Art Seen June 10

By James Dignan

Still Life, by Annie Nevin.
Still Life, by Annie Nevin.

‘‘Splendid Isolation’’, Annie Nevin
(Moray Gallery)

Annie Nevin's  paintings capture moments of time touched by warmth and gentle ease. Studies of interiors and their furnishings, the works reflect aspects of the lives of the inhabitants of the rooms without once showing the people themselves.

Though the oils are best categorised as still lifes, this is misleading, as many of the works are better considered portraits by proxy. We know the personalities of the owners of the vases, cushions, and statuettes indirectly by the presence of the objects themselves.

The artist’s love of haberdashery and the items associated within it comes through strongly in the devotion taken with the depictions of furnishings and fabrics.

While not intended as photorealistic representations, the sense and evocation of the interiors is clearly evoked. Nevin cites the influence of Grayson Perry’s sociological and anthropological observations of daily life, but artistically the style is more reminiscent of Frances Hodgkins’ studies.

The works are an allegory of the 2020 lockdown. Enclosed in our rooms, we created our own self-contained worlds, each of them unique reflections of our lives. It is to these personal spaces that Nevin’s exhibition is devoted.

Ironically, it is the one work created before lockdown began which depicts the only exterior space, showing the multitude of other houses, other lives, and other spaces that make up the world.

Sound of Rain Over Taieri, by Angela Burns.
Sound of Rain Over Taieri, by Angela Burns.

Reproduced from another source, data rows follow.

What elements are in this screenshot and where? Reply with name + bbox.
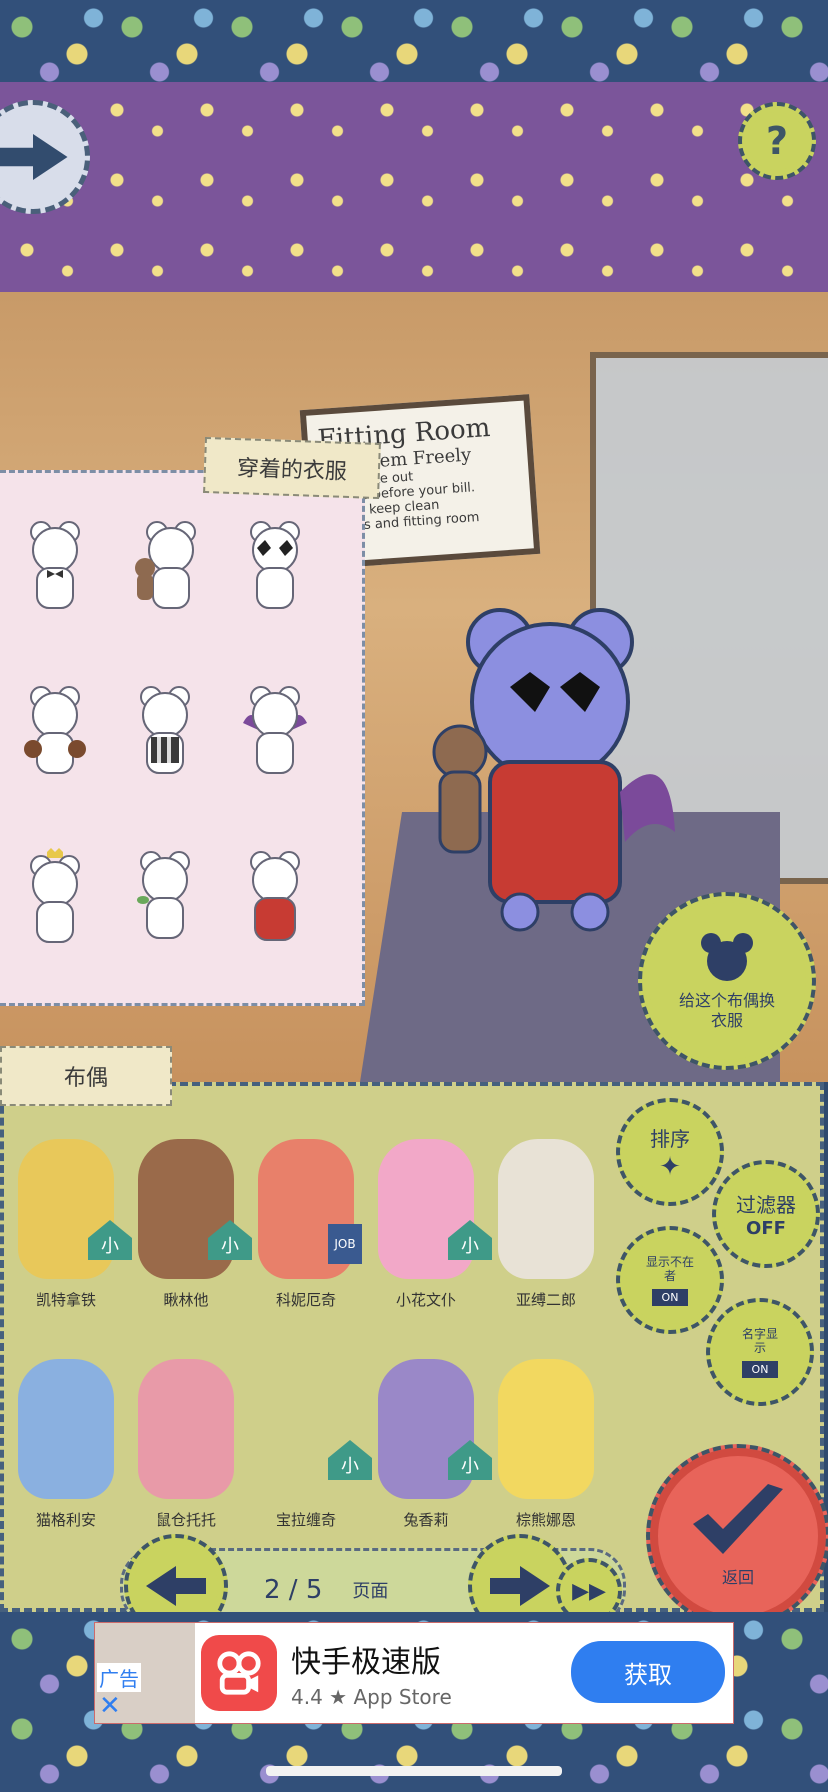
doll-name: 猫格利安	[35, 1511, 96, 1529]
wearing-item-red-jacket[interactable]	[240, 843, 310, 953]
doll-name: 宝拉缠奇	[275, 1511, 336, 1529]
change-clothes-button[interactable]: 给这个布偶换衣服	[638, 892, 816, 1070]
doll-grid: 小 凯特拿铁 小 瞅林他 JOB 科妮厄奇 小 小花文仆 亚缚二郎 猫格利安 鼠…	[0, 1110, 610, 1540]
doll-card[interactable]: 棕熊娜恩	[486, 1330, 606, 1530]
doll-card[interactable]: 鼠仓托托	[126, 1330, 246, 1530]
doll-character[interactable]	[420, 592, 680, 932]
right-arrow-icon	[0, 134, 68, 180]
dolls-panel-title: 布偶	[0, 1046, 172, 1106]
doll-card[interactable]: 小 凯特拿铁	[6, 1110, 132, 1310]
top-star-background	[0, 0, 828, 82]
doll-card[interactable]: 小 小花文仆	[366, 1110, 492, 1310]
doll-card[interactable]: 小 瞅林他	[126, 1110, 252, 1310]
doll-card[interactable]: JOB 科妮厄奇	[246, 1110, 366, 1310]
page-label: 页面	[352, 1581, 389, 1602]
wearing-item-teddy[interactable]	[130, 513, 200, 623]
sparkle-icon: ✦	[659, 1151, 681, 1182]
app-icon	[201, 1635, 277, 1711]
doll-name: 棕熊娜恩	[515, 1511, 576, 1529]
wearing-item-leaf[interactable]	[130, 843, 200, 953]
show-absent-state: ON	[651, 1288, 689, 1306]
wearing-item-boxing-gloves[interactable]	[20, 678, 90, 788]
show-absent-label: 显示不在者	[645, 1254, 694, 1283]
change-clothes-label: 给这个布偶换衣服	[678, 991, 775, 1030]
doll-portrait	[18, 1359, 114, 1499]
filter-button[interactable]: 过滤器 OFF	[712, 1160, 820, 1268]
left-arrow-icon	[146, 1566, 206, 1606]
doll-card[interactable]: 小 兔香莉	[366, 1330, 492, 1530]
page-number: 2 / 5	[264, 1575, 323, 1605]
wearing-item-crown[interactable]	[20, 843, 90, 953]
ad-tag-label: 广告	[97, 1663, 141, 1692]
wearing-clothes-panel	[0, 470, 365, 1006]
doll-portrait	[498, 1139, 594, 1279]
bear-head-icon	[701, 933, 753, 981]
doll-name: 兔香莉	[403, 1511, 449, 1529]
wearing-item-star-glasses[interactable]	[240, 513, 310, 623]
ad-close-icon[interactable]: ✕	[99, 1691, 121, 1721]
doll-portrait	[498, 1359, 594, 1499]
ad-get-button[interactable]: 获取	[571, 1641, 725, 1703]
wearing-item-bat-wings[interactable]	[240, 678, 310, 788]
wearing-item-striped-vest[interactable]	[130, 678, 200, 788]
home-indicator	[266, 1766, 562, 1776]
wearing-grid	[20, 513, 340, 983]
show-name-state: ON	[741, 1360, 779, 1378]
doll-card[interactable]: 小 宝拉缠奇	[246, 1330, 372, 1530]
doll-name: 瞅林他	[163, 1291, 209, 1309]
help-button[interactable]: ?	[738, 102, 816, 180]
return-button[interactable]: 返回	[646, 1444, 828, 1628]
job-badge: JOB	[328, 1224, 362, 1264]
doll-name: 凯特拿铁	[35, 1291, 96, 1309]
wearing-panel-title: 穿着的衣服	[203, 436, 381, 500]
return-label: 返回	[721, 1568, 754, 1587]
sort-button[interactable]: 排序 ✦	[616, 1098, 724, 1206]
doll-card[interactable]: 亚缚二郎	[486, 1110, 606, 1310]
doll-name: 亚缚二郎	[515, 1291, 576, 1309]
doll-name: 鼠仓托托	[155, 1511, 216, 1529]
show-name-label: 名字显示	[741, 1326, 778, 1355]
sort-label: 排序	[650, 1126, 690, 1151]
ad-tag: 广告 ✕	[95, 1623, 195, 1723]
filter-state: OFF	[746, 1218, 786, 1239]
ad-text: 快手极速版 4.4 ★ App Store	[291, 1637, 551, 1713]
ad-banner[interactable]: 广告 ✕ 快手极速版 4.4 ★ App Store 获取	[94, 1622, 734, 1724]
doll-name: 小花文仆	[395, 1291, 456, 1309]
show-absent-toggle[interactable]: 显示不在者 ON	[616, 1226, 724, 1334]
page-indicator: 2 / 5 页面	[264, 1572, 464, 1608]
doll-portrait	[138, 1359, 234, 1499]
show-name-toggle[interactable]: 名字显示 ON	[706, 1298, 814, 1406]
wearing-item-bowtie[interactable]	[20, 513, 90, 623]
right-arrow-icon	[490, 1566, 550, 1606]
fast-forward-icon: ▶▶	[572, 1578, 606, 1604]
filter-label: 过滤器	[736, 1193, 796, 1217]
doll-name: 科妮厄奇	[275, 1291, 336, 1309]
ad-rating: 4.4 ★ App Store	[291, 1685, 452, 1709]
help-icon: ?	[765, 119, 789, 163]
doll-card[interactable]: 猫格利安	[6, 1330, 126, 1530]
ceiling-banner	[0, 82, 828, 296]
ad-app-name: 快手极速版	[291, 1645, 441, 1680]
check-icon	[693, 1484, 783, 1554]
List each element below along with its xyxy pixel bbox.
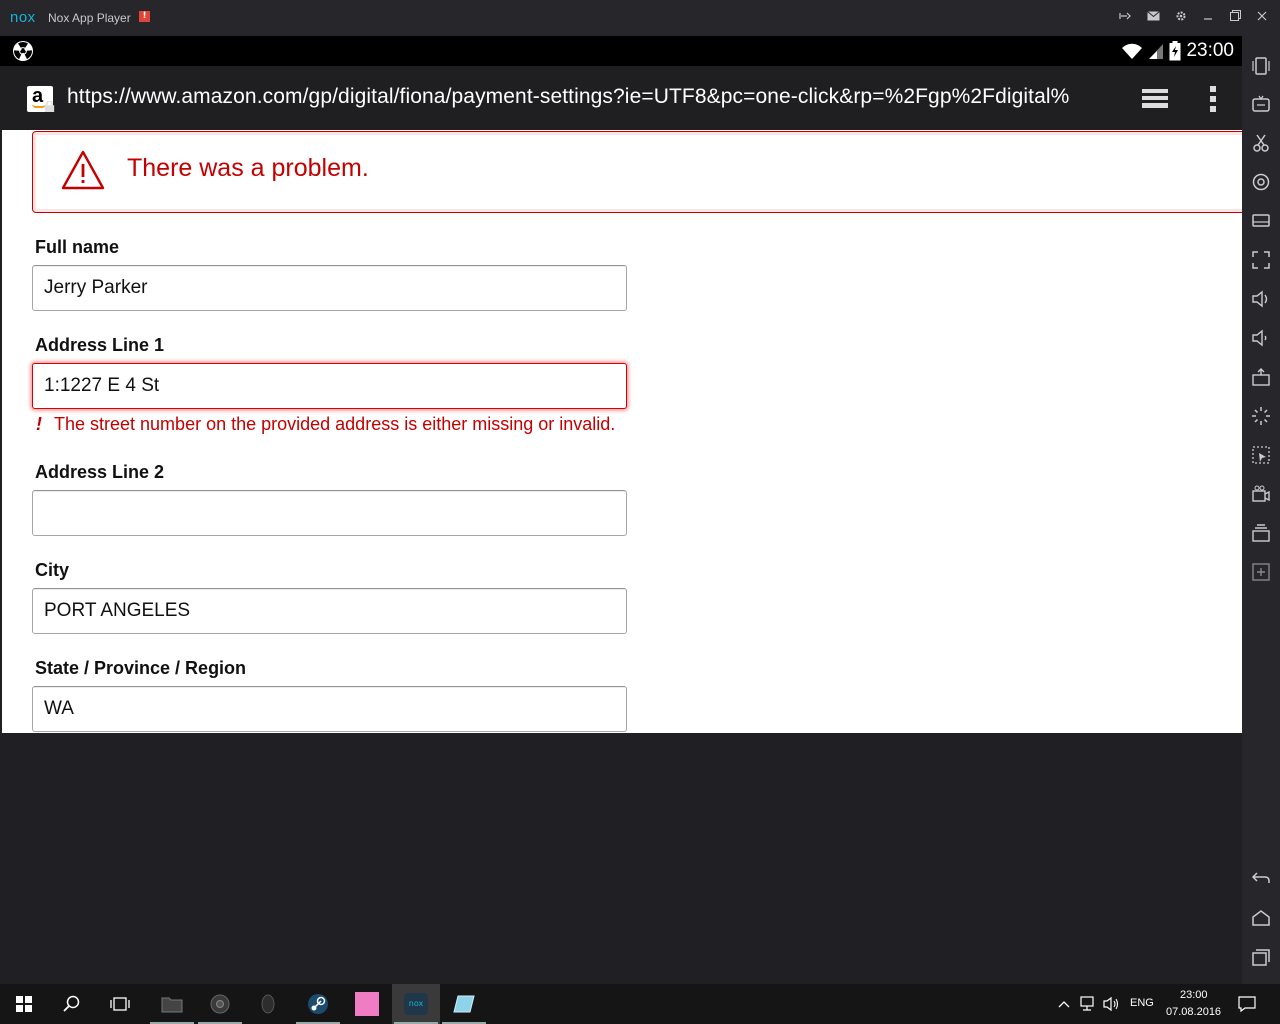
network-icon[interactable] xyxy=(1080,996,1098,1012)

‘‘Marking Light’’, Angela Burns
(Gallery De Novo)

Angela Burns has long displayed her ability to capture the atmosphere and light of a scene, rendering it in broad horizontal strokes of colour. In that way, the essence of a place is represented but the exact location remains tantalisingly mysterious.

In her latest exhibition, Burns has moved away somewhat from this sense of abstraction, producing works that are not only redolent of place but depict it in a more representational sense.

In several pieces in ‘‘Marking Light’’, such as Wild Sky Over Strath Taieri, location is clear in image and title.  This is not done to the detriment of the works, which continue to shimmer with impressionistic colour and delight with their broad, bold strokes.

In other works, light and colour prevail, appearing as patches and regions; Mist on the Estuary, Karitane is awash with green-golds and deep blues, and Edge of Summer is dominated by deep rich green.

The most impressive works in this exhibition tend to be those which fall between the extremes. Rain on Bay in particular is a piece where landforms are implied but not directly stated, allowing the viewer’s mind to fill in the blanks and to - in the artist’s words - ‘‘be inspired by the energy, dynamism, and movement within a landscape [which] transcend the tangible and the static’’.


Red Kimono, by Viky Garden.
Red Kimono, by Viky Garden.
‘‘Grit’’, Viky Garden
(Gallery Fe29)

Viky Garden uses the self-portrait as a means of examining womanhood, both on a personal level and as a reflection of womankind in general.

In ‘‘Grit’’, Garden explores the mental and physical states accompanying menopause, using her self-images as a tool to examine its accompanying psychological, emotional and sexual changes.

The exhibition is poignant, emotional and sometimes brutal, yet above all, truthful. Gaunt faces stare from the canvases, each bearing witness to full lives which have taken a dramatic turn.

It is not the faces themselves which instantly draw the attention, so much as the way they have been created and displayed. There are no fine brush strokes - the paint has been applied using card and wood to spread it around the canvas jaggedly yet forcefully.

The canvas is equally jagged - the works hang from unstretched canvas which has been deliberately left with frayed edges as if to suggest the unravelling of personality.

Accompanying the main works are a series of ‘‘Grit Ikons’’. These small painterly pieces are extreme close-ups, often containing no more than the part of a face, each of which is tightly and ornately framed.

The resulting images, which bring to mind both orthodox church icons and Victorian photographs, are claustrophobic and suggest the impending breakdown/breakthrough which can accompany great life changes.